TAMPA, Fla. -- Blake Coleman's diving goal with two seconds remaining in the second period would be astonishing in itself except the winger has pulled off a similar highlight-reel play before. And before that, too.
Coleman's second-period buzzer-beater proved to be the winner in Game 2 of the Stanley Cup Final on Wednesday, as the Lightning defeated the Montreal Canadiens 3-1 to take a 2-0 series lead.
Coleman, 29, scored a similar goal in Game 2 of the second round in the 2020 playoffs, as well in October 2019 while with the New Jersey Devils.
"Literally, in my head I was like, 'Did he just do that again?'" Tampa Bay coach Jon Cooper said. "Different scenarios, but it was remarkably similar. Just the timing was epic."

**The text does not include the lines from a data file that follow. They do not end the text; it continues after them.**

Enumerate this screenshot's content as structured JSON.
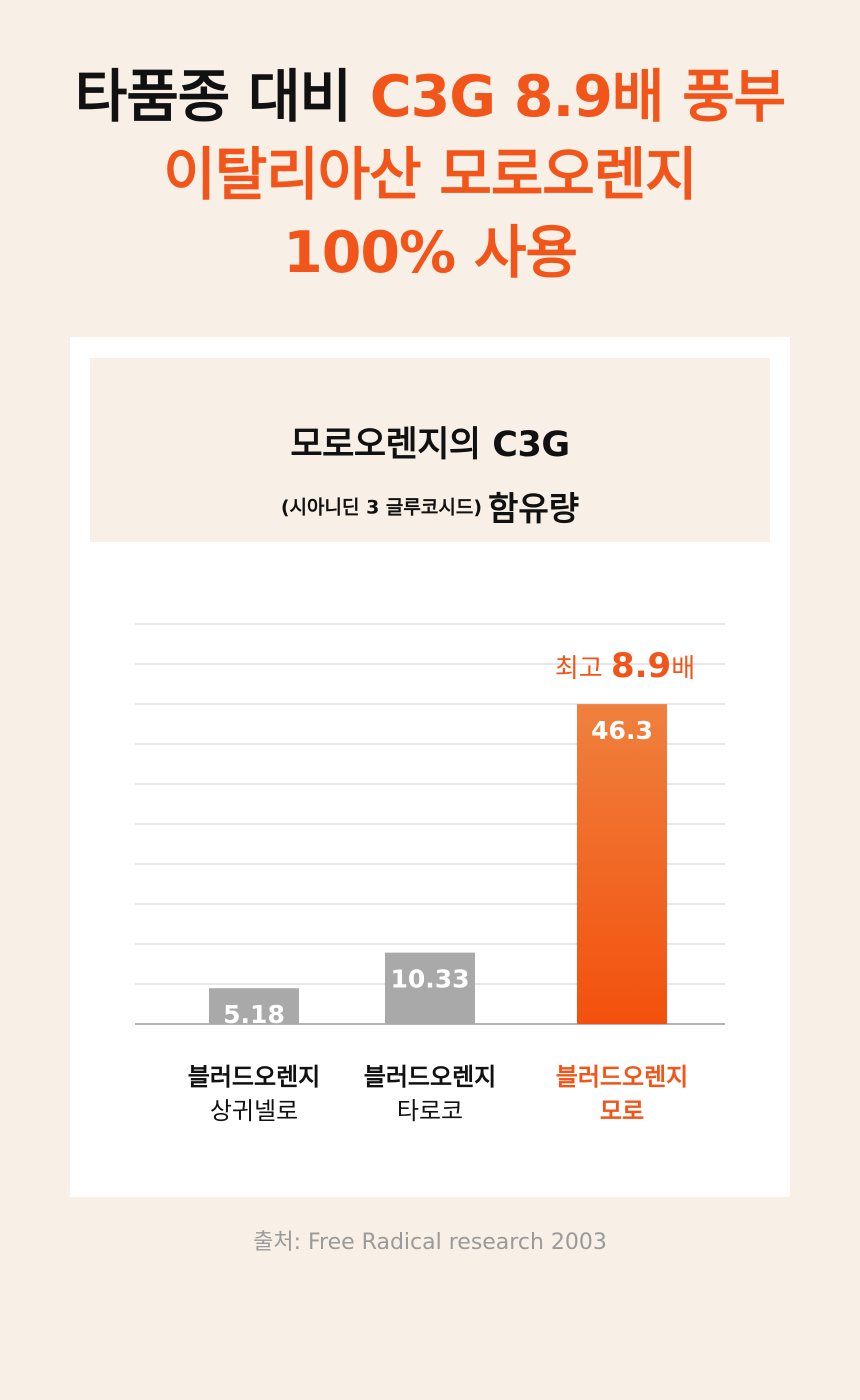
{
  "headline": {
    "line1_dark": "타품종 대비 ",
    "line1_accent": "C3G 8.9배 풍부",
    "line2": "이탈리아산 모로오렌지",
    "line3": "100% 사용"
  },
  "chart_header": {
    "title": "모로오렌지의 C3G",
    "subtitle": "(시아니딘 3 글루코시드)",
    "subtitle_end": "함유량"
  },
  "callout": {
    "prefix": "최고 ",
    "value": "8.9",
    "suffix": "배"
  },
  "colors": {
    "accent": "#f2551a",
    "gray_bar": "#a9a9a9",
    "background": "#f8efe6"
  },
  "chart_data": {
    "type": "bar",
    "categories": [
      "블러드오렌지 상귀넬로",
      "블러드오렌지 타로코",
      "블러드오렌지 모로"
    ],
    "category_lines": [
      [
        "블러드오렌지",
        "상귀넬로"
      ],
      [
        "블러드오렌지",
        "타로코"
      ],
      [
        "블러드오렌지",
        "모로"
      ]
    ],
    "values": [
      5.18,
      10.33,
      46.3
    ],
    "value_labels": [
      "5.18",
      "10.33",
      "46.3"
    ],
    "highlight_index": 2,
    "ylim": [
      0,
      57.9
    ],
    "grid": true,
    "xlabel": "",
    "ylabel": ""
  },
  "source": "출처: Free Radical research 2003"
}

Coleman, the third-line winger, credited the play to "reflex."
"I knew they had a backchecker there and I just tried to beat him to the puck," Coleman said. "I don't think anybody is planning to dive on the ice, but that was all I had and Goody [linemate Barclay Goodrow] put it in a good spot. I don't know why these goals happen, but it was a big win for our team."

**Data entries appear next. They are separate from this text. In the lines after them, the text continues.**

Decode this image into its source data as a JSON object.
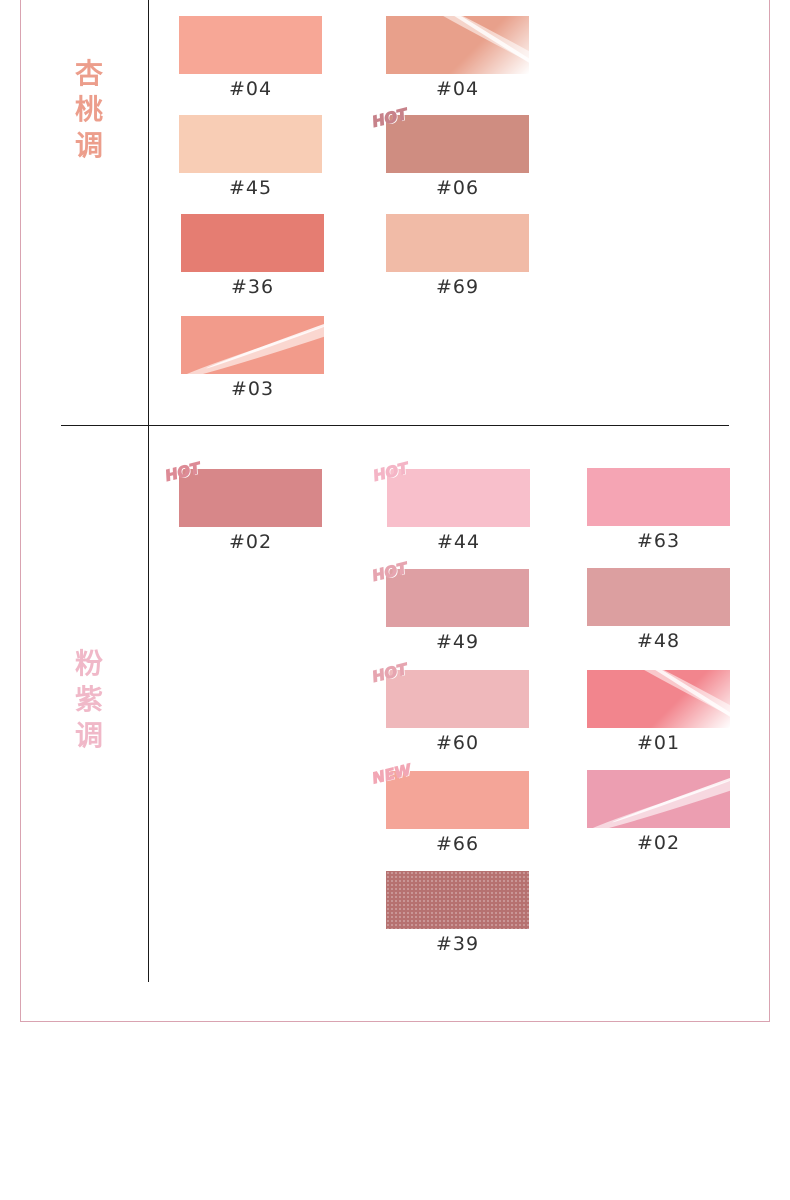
{
  "categories": {
    "apricot": {
      "chars": [
        "杏",
        "桃",
        "调"
      ],
      "color": "#ec9e8c"
    },
    "pink": {
      "chars": [
        "粉",
        "紫",
        "调"
      ],
      "color": "#f0b8c8"
    }
  },
  "tag_colors": {
    "hot_apricot": "#c77b80",
    "hot_pink": "#f2b4c6",
    "new": "#f0a6b4"
  },
  "swatches": [
    {
      "id": "a1",
      "label": "#04",
      "color": "#f7a796",
      "finish": "matte"
    },
    {
      "id": "a2",
      "label": "#04",
      "color": "#e8a08b",
      "finish": "gloss"
    },
    {
      "id": "a3",
      "label": "#45",
      "color": "#f8cdb5",
      "finish": "matte"
    },
    {
      "id": "a4",
      "label": "#06",
      "color": "#cf8d81",
      "finish": "matte",
      "tag": "HOT",
      "tag_color": "#c7828a"
    },
    {
      "id": "a5",
      "label": "#36",
      "color": "#e57d72",
      "finish": "matte"
    },
    {
      "id": "a6",
      "label": "#69",
      "color": "#f1bba7",
      "finish": "matte"
    },
    {
      "id": "a7",
      "label": "#03",
      "color": "#f29b8b",
      "finish": "gloss2"
    },
    {
      "id": "p1",
      "label": "#02",
      "color": "#d78789",
      "finish": "matte",
      "tag": "HOT",
      "tag_color": "#dd8b96"
    },
    {
      "id": "p2",
      "label": "#44",
      "color": "#f8bfcb",
      "finish": "matte",
      "tag": "HOT",
      "tag_color": "#f4b5c6"
    },
    {
      "id": "p3",
      "label": "#63",
      "color": "#f5a5b4",
      "finish": "matte"
    },
    {
      "id": "p4",
      "label": "#49",
      "color": "#de9fa3",
      "finish": "matte",
      "tag": "HOT",
      "tag_color": "#e6a5b0"
    },
    {
      "id": "p5",
      "label": "#48",
      "color": "#dc9fa0",
      "finish": "matte"
    },
    {
      "id": "p6",
      "label": "#60",
      "color": "#efb8bb",
      "finish": "matte",
      "tag": "HOT",
      "tag_color": "#e6a5b0"
    },
    {
      "id": "p7",
      "label": "#01",
      "color": "#f2858d",
      "finish": "gloss"
    },
    {
      "id": "p8",
      "label": "#66",
      "color": "#f4a598",
      "finish": "matte",
      "tag": "NEW",
      "tag_color": "#f2a7b5"
    },
    {
      "id": "p9",
      "label": "#02",
      "color": "#ec9eb1",
      "finish": "gloss2"
    },
    {
      "id": "p10",
      "label": "#39",
      "color": "#b67170",
      "finish": "shimmer"
    }
  ]
}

The Lightning won Game 2 despite being outplayed by the Canadiens.
"It definitely was an unremarkable team game we had going on," Cooper said.
Montreal outshot Tampa Bay 43 to 23 and had a 62.23 expected goals for percentage, according to Natural Stat Trick. The minus-20 shot differential is the second-largest negative differential by a team to win a Cup Finals game by multiple goals since 1960.
It was Coleman's goal, breaking a 1-1 tie, that gave the Lightning an extra jolt heading into the third period.
"Didn't know if there was enough time on the clock," Lightning defenseman Ryan McDonagh said. "I was looking up and not really watching the play. I mean, didn't really even see it go in, I was just kind of watching the clock and thankfully there was, whatever, half a second left. That line continues to night in, night out bring it in different fashions: close guys out, play well defensively and score some huge timely goals."
The goal was Coleman's first since scoring in the Lightning's playoff opener against the Florida Panthers on May 16.
Once the Lightning went into the third period with a lead, the Canadiens didn't stand much of a chance.
"I thought we played a heck of a hockey game," Canadiens veteran Corey Perry said. "But at the same time it wasn't enough and we've got to find that extra gear."
Teams up 2-0 in the Stanley Cup Final have gone on to win the series 46 of 51 times (90%). The last team to come back from a 2-0 series deficit to win the Stanley Cup was the 2011 Boston Bruins against the Vancouver Canucks. The 2011 Canucks were the last Canadian-based team to make the Stanley Cup Finals before the Canadiens advanced this year.
The series now shifts back to Montreal for Game 3 on Friday. The Lightning increased their capacity to 18,600 for Game 2, but it won't be the same environment on Friday. On Wednesday, Quebec health authorities denied the Canadiens' proposal to increase their capacity to 50% -- which equates to 10,500 fans -- meaning the Bell Centre will have just 3,500 on hand for Games 3 and 4.
"The playoffs are so close, a bounce here, a bounce there, a timely goal, whatever it is, the games are so minimal," Perry said. " It's just one of those things. They get a break at the end of the second, whatever, point-5 seconds, whatever it is. It's a momentum swing. I thought we played well tonight. I thought we had a lot of great chances. We were skating. We were forechecking. We had the puck a lot of the night. If we continue to do that, we'll keep wearing them down."